I've written in the past about the Brooklyn waterfront ghost streets of Irving Street and Sedgwick Street. These were two two-block thoroughfares that rans from Columbia Street, between Kane and DeGraw, to the East River. They were lined with warehouses and businesses having to do with the shipping industry. Both streets hung around for more than a century or so before being eliminated in the 1990s when the land west of Columbia was denuded of buildings and paved over in service of the waterfront. For years, signs still hung on Columbia Street indicating the former locations of Irving and Sedgwick.

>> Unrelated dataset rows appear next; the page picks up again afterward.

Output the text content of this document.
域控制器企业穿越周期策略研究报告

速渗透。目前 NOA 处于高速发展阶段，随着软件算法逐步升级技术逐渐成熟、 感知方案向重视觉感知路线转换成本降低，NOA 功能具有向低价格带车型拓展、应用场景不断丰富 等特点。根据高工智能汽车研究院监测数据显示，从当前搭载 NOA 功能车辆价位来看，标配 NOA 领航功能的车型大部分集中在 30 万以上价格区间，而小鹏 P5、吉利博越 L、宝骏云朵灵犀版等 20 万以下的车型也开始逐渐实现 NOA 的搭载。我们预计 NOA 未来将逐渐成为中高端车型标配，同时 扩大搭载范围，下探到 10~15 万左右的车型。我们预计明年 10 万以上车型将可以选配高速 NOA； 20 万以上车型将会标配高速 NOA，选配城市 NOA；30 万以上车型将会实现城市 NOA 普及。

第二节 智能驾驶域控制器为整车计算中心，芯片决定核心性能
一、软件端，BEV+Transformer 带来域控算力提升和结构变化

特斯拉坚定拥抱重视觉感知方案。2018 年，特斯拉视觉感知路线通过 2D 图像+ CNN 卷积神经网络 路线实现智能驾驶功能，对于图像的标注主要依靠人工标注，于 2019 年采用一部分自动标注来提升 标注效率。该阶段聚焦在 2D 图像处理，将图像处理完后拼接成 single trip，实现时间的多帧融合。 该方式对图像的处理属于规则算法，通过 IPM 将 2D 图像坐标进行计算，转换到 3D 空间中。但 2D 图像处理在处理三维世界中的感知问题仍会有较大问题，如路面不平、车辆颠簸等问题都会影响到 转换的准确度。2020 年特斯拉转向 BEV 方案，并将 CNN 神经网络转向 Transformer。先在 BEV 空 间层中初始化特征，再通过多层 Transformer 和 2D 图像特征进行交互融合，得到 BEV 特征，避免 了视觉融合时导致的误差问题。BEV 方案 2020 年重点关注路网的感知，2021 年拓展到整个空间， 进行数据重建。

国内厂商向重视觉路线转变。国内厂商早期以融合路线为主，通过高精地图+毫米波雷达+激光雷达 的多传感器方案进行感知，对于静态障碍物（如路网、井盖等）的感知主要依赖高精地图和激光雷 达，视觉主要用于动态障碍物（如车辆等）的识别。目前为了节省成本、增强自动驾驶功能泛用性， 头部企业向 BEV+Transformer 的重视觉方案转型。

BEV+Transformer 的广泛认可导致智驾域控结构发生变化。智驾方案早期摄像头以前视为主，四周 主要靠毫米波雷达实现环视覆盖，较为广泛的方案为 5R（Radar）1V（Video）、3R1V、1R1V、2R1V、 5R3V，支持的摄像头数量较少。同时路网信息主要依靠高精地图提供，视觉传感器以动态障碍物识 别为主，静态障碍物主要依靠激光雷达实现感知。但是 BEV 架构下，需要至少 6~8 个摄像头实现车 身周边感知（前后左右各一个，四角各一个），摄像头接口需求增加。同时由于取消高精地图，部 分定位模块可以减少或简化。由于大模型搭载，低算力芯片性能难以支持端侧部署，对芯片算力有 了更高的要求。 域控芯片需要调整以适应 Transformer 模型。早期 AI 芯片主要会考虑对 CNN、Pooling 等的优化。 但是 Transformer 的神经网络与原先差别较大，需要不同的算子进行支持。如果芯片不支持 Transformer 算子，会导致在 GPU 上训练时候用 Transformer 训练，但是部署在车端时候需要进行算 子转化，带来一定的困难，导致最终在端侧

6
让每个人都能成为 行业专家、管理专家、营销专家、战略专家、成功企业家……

Until now, I never seen an actual photograph of either road. But the clutch of old photographs recently uncovered by Freebird Books includes a few shots of Irving (though none of Sedgwick). The photo above is taken from a lot on Columbia looking west down Irving. As you can see, the lane led right to the water. That thatch of green you see at the end of Irving is Governor's Island. The street is lined with old warehouses and industrial building, just as every map I've seen has always indicated it was.
Over their long existence, Irving and Sedgwick were places of action. The newspapers are full of old accounts of factory fires, fights, murders, the production of illegal booze, suicides and various other crimes that occurred on those gritty blocks.
The fellows in this picture look like tough customers. But they're actually hard at work converting that empty lot into a kind of recreation area for the surrounding Puerto Rican community.